Мне не понравилась появившаяся у него на лице улыбочка.
– Да, это верно, – начал свои пояснения сержант, – что, будучи безымянным, вы не можете совершить преступления и что правая рука закона, невзирая на степень вашей криминальности, не может вас и пальцем тронуть. Все, что вы делаете, – это ложь, и обман, и иллюзия, и все, что с вами происходит, – это на самом деле неправда, потому что с вами ничего происходить не может.
Я кивал головой в знак полного с ним согласия.
– По этой причине, – продолжал вести свои разъяснения дальше сержант, – мы можем взять и повесить вас, и оставить вас висеть до полного исчезновения в вас признаков жизни, а поскольку с вами так или иначе ничего происходить не может, то вы вроде как и не будете и повешены, а раз так, то не нужно делать никаких записей в книге регистрации смертных казней и смертей.
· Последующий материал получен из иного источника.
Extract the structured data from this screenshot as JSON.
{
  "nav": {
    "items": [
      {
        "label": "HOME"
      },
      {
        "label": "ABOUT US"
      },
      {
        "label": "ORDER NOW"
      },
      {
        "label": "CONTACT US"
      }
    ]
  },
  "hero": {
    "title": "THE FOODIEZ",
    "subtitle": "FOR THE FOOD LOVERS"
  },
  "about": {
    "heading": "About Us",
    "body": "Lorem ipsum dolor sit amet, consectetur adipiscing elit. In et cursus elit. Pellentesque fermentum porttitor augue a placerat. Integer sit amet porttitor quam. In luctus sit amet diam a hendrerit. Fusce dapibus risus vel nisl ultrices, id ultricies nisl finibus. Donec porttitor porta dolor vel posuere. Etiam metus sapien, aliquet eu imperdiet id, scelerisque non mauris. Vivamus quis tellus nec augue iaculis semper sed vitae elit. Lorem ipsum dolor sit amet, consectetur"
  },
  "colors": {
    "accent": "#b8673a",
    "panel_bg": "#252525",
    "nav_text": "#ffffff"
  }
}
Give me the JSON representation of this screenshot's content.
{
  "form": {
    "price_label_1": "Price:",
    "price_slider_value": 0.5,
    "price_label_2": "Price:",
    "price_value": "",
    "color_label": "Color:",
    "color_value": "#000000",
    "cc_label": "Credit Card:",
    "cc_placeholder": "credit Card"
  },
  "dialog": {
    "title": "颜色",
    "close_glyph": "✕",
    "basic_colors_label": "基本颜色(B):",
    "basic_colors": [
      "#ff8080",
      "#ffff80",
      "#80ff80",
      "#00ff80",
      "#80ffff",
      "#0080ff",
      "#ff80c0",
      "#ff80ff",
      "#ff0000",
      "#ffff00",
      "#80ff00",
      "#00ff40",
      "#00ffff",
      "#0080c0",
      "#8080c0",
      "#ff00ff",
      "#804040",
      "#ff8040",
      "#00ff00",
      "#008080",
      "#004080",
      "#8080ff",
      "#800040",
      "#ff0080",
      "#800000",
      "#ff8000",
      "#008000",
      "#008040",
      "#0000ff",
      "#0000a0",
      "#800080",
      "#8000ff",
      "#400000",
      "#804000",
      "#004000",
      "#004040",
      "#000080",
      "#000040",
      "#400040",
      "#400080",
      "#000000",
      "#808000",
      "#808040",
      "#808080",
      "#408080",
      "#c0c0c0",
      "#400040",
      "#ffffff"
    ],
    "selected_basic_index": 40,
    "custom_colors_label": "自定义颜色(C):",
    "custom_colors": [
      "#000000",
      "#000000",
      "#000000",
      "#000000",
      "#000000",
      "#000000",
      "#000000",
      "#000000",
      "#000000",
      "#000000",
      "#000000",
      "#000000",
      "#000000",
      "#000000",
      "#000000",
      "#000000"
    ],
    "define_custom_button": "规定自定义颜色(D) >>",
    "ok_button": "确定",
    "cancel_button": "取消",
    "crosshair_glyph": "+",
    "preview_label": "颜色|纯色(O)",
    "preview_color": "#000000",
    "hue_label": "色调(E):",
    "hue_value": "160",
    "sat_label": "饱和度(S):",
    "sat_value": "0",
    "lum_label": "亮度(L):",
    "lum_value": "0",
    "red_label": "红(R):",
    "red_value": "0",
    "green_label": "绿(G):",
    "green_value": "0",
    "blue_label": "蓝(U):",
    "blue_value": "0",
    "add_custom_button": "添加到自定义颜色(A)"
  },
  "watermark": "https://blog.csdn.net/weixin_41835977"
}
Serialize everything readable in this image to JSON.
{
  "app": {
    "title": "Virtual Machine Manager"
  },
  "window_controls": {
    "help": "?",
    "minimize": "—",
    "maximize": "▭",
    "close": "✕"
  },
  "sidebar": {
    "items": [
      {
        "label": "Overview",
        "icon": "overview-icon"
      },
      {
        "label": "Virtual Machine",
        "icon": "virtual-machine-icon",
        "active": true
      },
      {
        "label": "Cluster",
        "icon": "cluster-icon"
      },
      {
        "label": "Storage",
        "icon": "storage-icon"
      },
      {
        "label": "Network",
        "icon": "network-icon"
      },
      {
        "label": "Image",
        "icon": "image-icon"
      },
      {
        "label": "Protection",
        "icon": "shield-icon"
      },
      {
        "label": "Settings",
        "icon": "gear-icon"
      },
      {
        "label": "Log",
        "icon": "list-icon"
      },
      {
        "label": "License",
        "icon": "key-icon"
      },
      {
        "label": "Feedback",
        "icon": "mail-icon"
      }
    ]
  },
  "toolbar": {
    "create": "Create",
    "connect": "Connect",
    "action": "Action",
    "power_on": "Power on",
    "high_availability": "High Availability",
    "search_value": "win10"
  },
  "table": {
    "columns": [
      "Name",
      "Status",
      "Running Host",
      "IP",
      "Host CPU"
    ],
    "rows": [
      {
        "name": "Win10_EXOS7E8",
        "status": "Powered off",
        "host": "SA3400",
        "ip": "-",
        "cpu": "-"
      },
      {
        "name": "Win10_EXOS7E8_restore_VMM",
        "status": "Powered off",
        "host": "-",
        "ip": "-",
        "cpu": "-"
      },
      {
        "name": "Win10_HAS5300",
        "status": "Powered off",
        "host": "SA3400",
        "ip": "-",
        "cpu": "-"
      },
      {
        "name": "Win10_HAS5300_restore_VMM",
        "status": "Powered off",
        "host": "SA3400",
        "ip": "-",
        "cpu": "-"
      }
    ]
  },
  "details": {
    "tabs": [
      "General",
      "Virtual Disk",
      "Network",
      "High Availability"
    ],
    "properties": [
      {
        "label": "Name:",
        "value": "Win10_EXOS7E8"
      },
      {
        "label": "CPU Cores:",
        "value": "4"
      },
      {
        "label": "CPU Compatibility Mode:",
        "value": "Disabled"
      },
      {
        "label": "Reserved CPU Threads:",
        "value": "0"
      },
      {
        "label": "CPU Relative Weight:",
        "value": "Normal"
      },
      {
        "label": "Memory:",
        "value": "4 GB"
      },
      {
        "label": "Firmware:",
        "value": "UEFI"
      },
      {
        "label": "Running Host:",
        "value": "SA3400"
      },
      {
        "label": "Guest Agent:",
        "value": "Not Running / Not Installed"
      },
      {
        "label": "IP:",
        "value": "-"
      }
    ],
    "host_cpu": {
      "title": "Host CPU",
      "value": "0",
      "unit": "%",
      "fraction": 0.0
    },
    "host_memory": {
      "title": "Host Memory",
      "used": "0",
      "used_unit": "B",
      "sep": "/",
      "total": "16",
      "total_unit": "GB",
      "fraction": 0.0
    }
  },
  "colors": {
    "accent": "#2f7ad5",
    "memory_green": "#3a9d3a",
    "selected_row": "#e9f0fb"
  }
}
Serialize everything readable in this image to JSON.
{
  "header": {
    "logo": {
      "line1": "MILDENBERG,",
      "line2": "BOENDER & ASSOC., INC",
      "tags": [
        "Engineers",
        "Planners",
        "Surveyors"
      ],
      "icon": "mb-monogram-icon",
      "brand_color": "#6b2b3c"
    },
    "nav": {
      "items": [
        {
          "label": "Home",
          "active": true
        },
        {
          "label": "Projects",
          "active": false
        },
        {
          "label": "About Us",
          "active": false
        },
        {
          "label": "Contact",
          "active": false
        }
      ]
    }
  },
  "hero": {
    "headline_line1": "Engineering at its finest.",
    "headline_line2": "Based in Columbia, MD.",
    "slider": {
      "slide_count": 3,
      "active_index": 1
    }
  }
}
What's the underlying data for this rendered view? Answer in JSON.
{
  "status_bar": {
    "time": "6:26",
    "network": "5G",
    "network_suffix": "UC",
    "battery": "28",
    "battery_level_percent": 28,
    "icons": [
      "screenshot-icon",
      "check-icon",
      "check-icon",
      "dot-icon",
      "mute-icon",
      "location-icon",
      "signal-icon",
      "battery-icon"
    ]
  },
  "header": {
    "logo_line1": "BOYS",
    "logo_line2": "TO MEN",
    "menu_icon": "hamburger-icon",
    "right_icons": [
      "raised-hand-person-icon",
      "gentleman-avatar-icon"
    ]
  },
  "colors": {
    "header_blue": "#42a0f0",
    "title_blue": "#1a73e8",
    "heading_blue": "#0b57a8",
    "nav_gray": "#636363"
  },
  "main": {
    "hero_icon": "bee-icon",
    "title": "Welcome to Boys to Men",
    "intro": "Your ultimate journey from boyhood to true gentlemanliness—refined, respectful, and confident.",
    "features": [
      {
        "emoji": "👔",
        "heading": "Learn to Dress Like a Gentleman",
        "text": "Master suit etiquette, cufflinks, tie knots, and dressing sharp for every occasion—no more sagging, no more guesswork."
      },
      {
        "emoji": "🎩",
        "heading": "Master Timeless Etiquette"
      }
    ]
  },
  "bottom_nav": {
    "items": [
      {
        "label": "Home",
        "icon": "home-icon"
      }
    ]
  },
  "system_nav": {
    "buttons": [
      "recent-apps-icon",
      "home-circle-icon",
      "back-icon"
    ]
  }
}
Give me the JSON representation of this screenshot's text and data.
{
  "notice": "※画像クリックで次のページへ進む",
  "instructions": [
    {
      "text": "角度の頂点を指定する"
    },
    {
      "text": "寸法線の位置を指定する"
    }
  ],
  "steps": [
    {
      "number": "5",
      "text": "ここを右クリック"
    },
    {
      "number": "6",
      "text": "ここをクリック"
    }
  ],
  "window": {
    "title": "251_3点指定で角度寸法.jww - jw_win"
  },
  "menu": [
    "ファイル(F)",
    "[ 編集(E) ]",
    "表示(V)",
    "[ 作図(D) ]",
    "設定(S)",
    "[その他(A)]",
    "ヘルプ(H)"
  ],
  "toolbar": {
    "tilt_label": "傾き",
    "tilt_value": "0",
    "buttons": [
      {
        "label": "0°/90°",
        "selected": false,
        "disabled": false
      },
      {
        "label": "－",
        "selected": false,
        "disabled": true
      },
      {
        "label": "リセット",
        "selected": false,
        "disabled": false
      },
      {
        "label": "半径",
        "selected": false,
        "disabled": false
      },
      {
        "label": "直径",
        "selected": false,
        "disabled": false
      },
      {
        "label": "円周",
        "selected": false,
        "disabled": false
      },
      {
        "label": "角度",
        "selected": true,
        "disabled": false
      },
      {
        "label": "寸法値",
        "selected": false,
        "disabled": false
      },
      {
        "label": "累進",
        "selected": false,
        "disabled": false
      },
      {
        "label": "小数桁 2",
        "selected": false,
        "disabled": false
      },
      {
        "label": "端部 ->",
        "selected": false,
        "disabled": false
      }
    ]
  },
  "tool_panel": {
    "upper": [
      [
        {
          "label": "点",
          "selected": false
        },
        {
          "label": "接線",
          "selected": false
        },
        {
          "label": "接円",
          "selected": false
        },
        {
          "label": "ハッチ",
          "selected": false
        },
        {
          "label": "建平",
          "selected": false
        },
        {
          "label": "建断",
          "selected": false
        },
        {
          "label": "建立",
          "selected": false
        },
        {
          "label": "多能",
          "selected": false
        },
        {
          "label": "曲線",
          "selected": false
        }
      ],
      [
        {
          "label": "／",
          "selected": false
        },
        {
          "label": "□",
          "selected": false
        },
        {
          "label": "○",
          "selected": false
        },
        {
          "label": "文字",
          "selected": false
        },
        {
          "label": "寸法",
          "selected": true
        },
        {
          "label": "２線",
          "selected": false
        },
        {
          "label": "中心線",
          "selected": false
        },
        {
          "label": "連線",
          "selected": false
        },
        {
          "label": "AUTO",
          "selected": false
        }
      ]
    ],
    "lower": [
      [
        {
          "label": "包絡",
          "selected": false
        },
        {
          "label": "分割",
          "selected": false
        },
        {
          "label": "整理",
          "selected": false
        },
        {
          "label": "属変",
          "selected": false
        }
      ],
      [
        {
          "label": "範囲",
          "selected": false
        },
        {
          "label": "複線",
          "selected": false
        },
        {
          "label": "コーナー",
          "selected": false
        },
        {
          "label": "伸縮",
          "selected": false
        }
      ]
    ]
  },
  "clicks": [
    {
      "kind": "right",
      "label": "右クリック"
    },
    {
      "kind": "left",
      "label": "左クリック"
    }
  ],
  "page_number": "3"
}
Та смерть, которой вам придется умереть, вовсе даже и не смерть – сама по себе смерть, так или иначе, феномен, в лучшем случае, ничтожный, – а просто антисанитарное состояние, временно имеющее место на заднем дворе, некое несуществующее ничто, нейтрализованное, отмененное и признанное недействительным через асфиксию, лишение воздуха и перелом спинного хребта в шее. Вот если я скажу, что вас, так сказать, пристукнули на заднем дворе, и это не будет являться ложью, то точно также будет правдой сказать, что ничего вообще с вами и не произошло.
– Иначе говоря, если я вас правильно понял, вы хотите сказать, что раз у меня нет имени, то я не могу умереть, а раз так, вас нельзя привлечь к ответственности за причинение мне смерти, даже если вы и в самом деле меня убьете?
– Да, в целом вы представили дело правильно, – сказал сержант.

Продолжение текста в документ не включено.